“Grande 3-pump-chai Soy No-Water No-Foam Chai Latte please”
That was me at Starbucks before I got ill. I know, I was really specific about how I want my drinks… I used to work for them and I knew how I want my coffee/drinks made.
In my last post I mentioned that cancer may possibly be fed on sugar and I’m avoiding white sugar altogether just to play safe. That means I can no longer get a chai latte from Starbucks as they make their Chai syrups and is heavily sweetened with I-don’t-know-what.
I’ve had cravings for chai lattes for a while now, and I’ve decided to make my own. With the extremely limited spices in my cupboard and my research on the internet, I’ve decided that I could make my own chai latte that I know what is in it and drink comfortably at home. It was quite good I must say!
Servings – 1 cup
Prep time – 10 minutes
- 150 ml water
- 1 cup of unsweetened Soy Milk – replace with your favourite milk or milk substitute
- 1 Cinnamon Stick
- 4 Cloves
- 2 Black Peppercorn
- 1 English Breakfast tea bag
- 1 Earl Grey tea bag
- 1.5 Teaspoon of raw sweetener (such as honey, I used Demerara sugar)
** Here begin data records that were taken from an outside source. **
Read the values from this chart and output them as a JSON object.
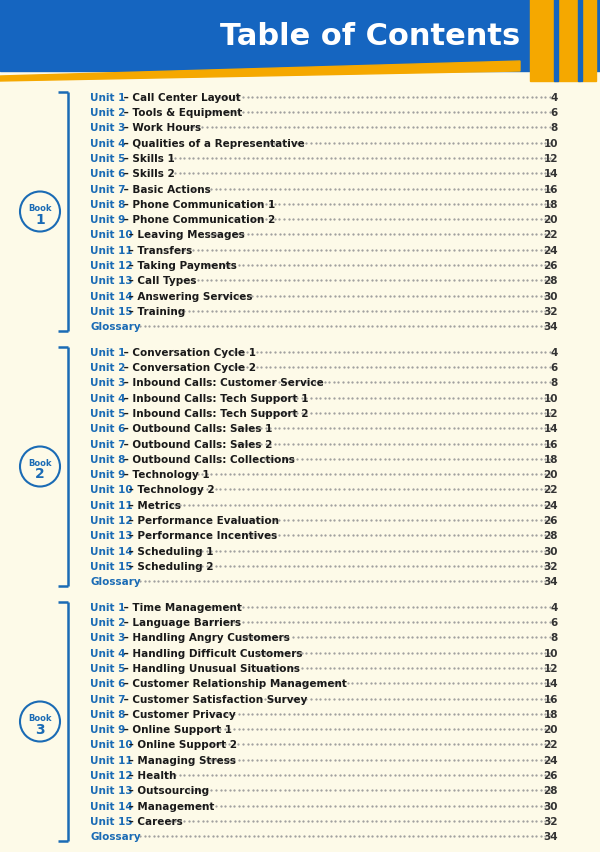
{
  "title": "Table of Contents",
  "title_bg_color": "#1565C0",
  "title_text_color": "#FFFFFF",
  "bg_color": "#FDFAE8",
  "line_color": "#1A6BB5",
  "unit_color": "#1A6BB5",
  "dot_color": "#999999",
  "page_color": "#444444",
  "gold_color": "#F5A800",
  "book1_entries": [
    [
      "Unit 1",
      "– Call Center Layout",
      "4"
    ],
    [
      "Unit 2",
      "– Tools & Equipment",
      "6"
    ],
    [
      "Unit 3",
      "– Work Hours",
      "8"
    ],
    [
      "Unit 4",
      "– Qualities of a Representative",
      "10"
    ],
    [
      "Unit 5",
      "– Skills 1",
      "12"
    ],
    [
      "Unit 6",
      "– Skills 2",
      "14"
    ],
    [
      "Unit 7",
      "– Basic Actions",
      "16"
    ],
    [
      "Unit 8",
      "– Phone Communication 1",
      "18"
    ],
    [
      "Unit 9",
      "– Phone Communication 2",
      "20"
    ],
    [
      "Unit 10",
      "– Leaving Messages",
      "22"
    ],
    [
      "Unit 11",
      "– Transfers",
      "24"
    ],
    [
      "Unit 12",
      "– Taking Payments",
      "26"
    ],
    [
      "Unit 13",
      "– Call Types",
      "28"
    ],
    [
      "Unit 14",
      "– Answering Services",
      "30"
    ],
    [
      "Unit 15",
      "– Training",
      "32"
    ],
    [
      "Glossary",
      "",
      "34"
    ]
  ],
  "book2_entries": [
    [
      "Unit 1",
      "– Conversation Cycle 1",
      "4"
    ],
    [
      "Unit 2",
      "– Conversation Cycle 2",
      "6"
    ],
    [
      "Unit 3",
      "– Inbound Calls: Customer Service",
      "8"
    ],
    [
      "Unit 4",
      "– Inbound Calls: Tech Support 1",
      "10"
    ],
    [
      "Unit 5",
      "– Inbound Calls: Tech Support 2",
      "12"
    ],
    [
      "Unit 6",
      "– Outbound Calls: Sales 1",
      "14"
    ],
    [
      "Unit 7",
      "– Outbound Calls: Sales 2",
      "16"
    ],
    [
      "Unit 8",
      "– Outbound Calls: Collections",
      "18"
    ],
    [
      "Unit 9",
      "– Technology 1",
      "20"
    ],
    [
      "Unit 10",
      "– Technology 2",
      "22"
    ],
    [
      "Unit 11",
      "– Metrics",
      "24"
    ],
    [
      "Unit 12",
      "– Performance Evaluation",
      "26"
    ],
    [
      "Unit 13",
      "– Performance Incentives",
      "28"
    ],
    [
      "Unit 14",
      "– Scheduling 1",
      "30"
    ],
    [
      "Unit 15",
      "– Scheduling 2",
      "32"
    ],
    [
      "Glossary",
      "",
      "34"
    ]
  ],
  "book3_entries": [
    [
      "Unit 1",
      "– Time Management",
      "4"
    ],
    [
      "Unit 2",
      "– Language Barriers",
      "6"
    ],
    [
      "Unit 3",
      "– Handling Angry Customers",
      "8"
    ],
    [
      "Unit 4",
      "– Handling Difficult Customers",
      "10"
    ],
    [
      "Unit 5",
      "– Handling Unusual Situations",
      "12"
    ],
    [
      "Unit 6",
      "– Customer Relationship Management",
      "14"
    ],
    [
      "Unit 7",
      "– Customer Satisfaction Survey",
      "16"
    ],
    [
      "Unit 8",
      "– Customer Privacy",
      "18"
    ],
    [
      "Unit 9",
      "– Online Support 1",
      "20"
    ],
    [
      "Unit 10",
      "– Online Support 2",
      "22"
    ],
    [
      "Unit 11",
      "– Managing Stress",
      "24"
    ],
    [
      "Unit 12",
      "– Health",
      "26"
    ],
    [
      "Unit 13",
      "– Outsourcing",
      "28"
    ],
    [
      "Unit 14",
      "– Management",
      "30"
    ],
    [
      "Unit 15",
      "– Careers",
      "32"
    ],
    [
      "Glossary",
      "",
      "34"
    ]
  ],
  "figsize": [
    6.0,
    8.53
  ],
  "dpi": 100
}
Grab a small saucepan/milk pan and pour in the small amounts of water, put all your spices in the water and turn on the heat until the water boils, continue simmering the spices, until the cinnamon stick starts to break open, around 5 minutes. Add the tea bags into the water, let it steep in the spiced water and continue to simmer for another 2 minutes.
Add your milk to the spiced tea and immediately it becomes a luscious looking tea. Let the milk heat, but do not let it boil, to approximately 65 degrees celcius/150 fahrenheit. Serve immediately. You may wish to strain the spices out or your tea if the tea bag breaks or if you’re using lose leaf. Add your sweetener.
It’s such soothing drink for a cold day. Plus, if you make your own you save some money!
Variations – try adding cardamom, ginger, staranise, vanilla pods into it and let me know how it goes! I’ll try that out as I extend my spice collection!